Patricia Roumier, qui concourut sur cette machine en 2010 et l’amena à la troisième place, nous a déclaré : « avantage : très léger ; inconvénient : très léger ». L’un et l’autre se manifestant, bien sûr, en fonction des conditions du jour. Elle termine en précisant qu’avec Jean-Marc Rousselet, on a un constructeur « très à l’écoute » qui sait s’adapter aux demandes de ses clients.

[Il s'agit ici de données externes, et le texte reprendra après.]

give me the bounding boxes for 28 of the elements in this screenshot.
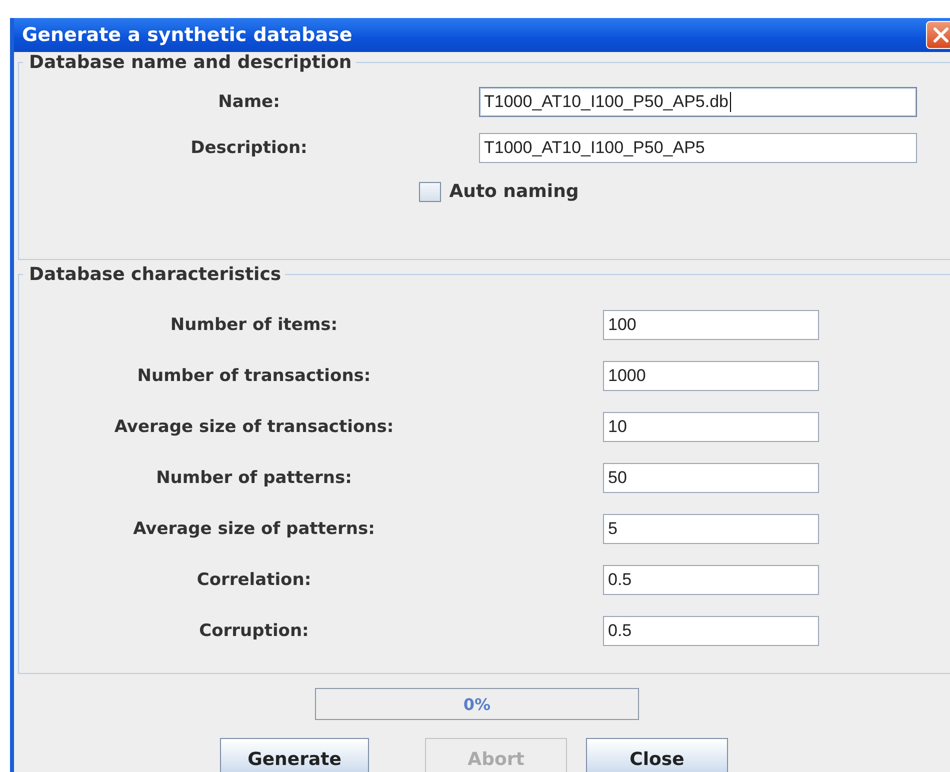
text-field[interactable]: T1000_AT10_I100_P50_AP5 bbox=[479, 133, 917, 163]
field-label: Corruption: bbox=[198, 620, 310, 640]
close-icon bbox=[931, 25, 950, 45]
progress-text: 0% bbox=[463, 694, 491, 714]
field-label: Average size of patterns: bbox=[132, 518, 376, 538]
field-label: Number of transactions: bbox=[136, 366, 372, 386]
field-label: Correlation: bbox=[196, 570, 312, 590]
field-label: Name: bbox=[217, 92, 281, 112]
field-label: Number of patterns: bbox=[155, 468, 353, 488]
text-field[interactable]: 5 bbox=[603, 514, 819, 544]
dialog-button[interactable]: Close bbox=[586, 738, 728, 772]
checkbox-label: Auto naming bbox=[449, 181, 579, 202]
checkbox[interactable] bbox=[419, 182, 442, 202]
dialog-button[interactable]: Generate bbox=[220, 738, 369, 772]
group-legend: Database characteristics bbox=[23, 264, 286, 285]
text-field[interactable]: 10 bbox=[603, 412, 819, 442]
text-field[interactable]: 0.5 bbox=[603, 616, 819, 646]
text-field[interactable]: 0.5 bbox=[603, 564, 819, 594]
group-legend: Database name and description bbox=[23, 52, 356, 73]
text-field[interactable]: 50 bbox=[603, 462, 819, 492]
window-title: Generate a synthetic database bbox=[22, 24, 352, 46]
text-field[interactable]: T1000_AT10_I100_P50_AP5.db bbox=[479, 87, 917, 117]
field-label: Average size of transactions: bbox=[113, 416, 395, 436]
field-label: Description: bbox=[190, 138, 308, 158]
text-field[interactable]: 100 bbox=[603, 310, 819, 340]
close-button[interactable] bbox=[926, 21, 950, 49]
field-label: Number of items: bbox=[169, 314, 339, 334]
text-field[interactable]: 1000 bbox=[603, 360, 819, 390]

Avec un prix de départ de 13 620 € TTC (TVA 19,6%, prix hors parachute), on en a pour son argent, largement ! Il est possible d’acquérir le chariot nu pour 2 880 € TTC. La version à aile Fuji, qui est facturée 2 240 € TTC de moins et pourrait rassurer les pilotes occasionnels, méritera d’être essayée en vos lignes. Ça tombe bien, on en redemande !

 

 

Ellipse

 

Installée en Franche-Comté depuis 1986, Ellipse est avant tout fabricant d’ailes de vol libre. Jean-Marc Rousselet, le patron, conçoit également les ailes pour DTA, en collaboration étroite avec ces derniers, qui établissent le cahier des charges et participent à la mise au point.

Ellipse met également à profit son atelier de couture pour proposer tout un tas de services, en sous-traitance. Ainsi par exemple, les porte-cartes que l’on trouvait fut un temps chez VLD, étaient de fabrication Ellipse !

Le chiffre d’affaires 2010 s’élève à 411 700 €, pour 7 salariés en plus du patron.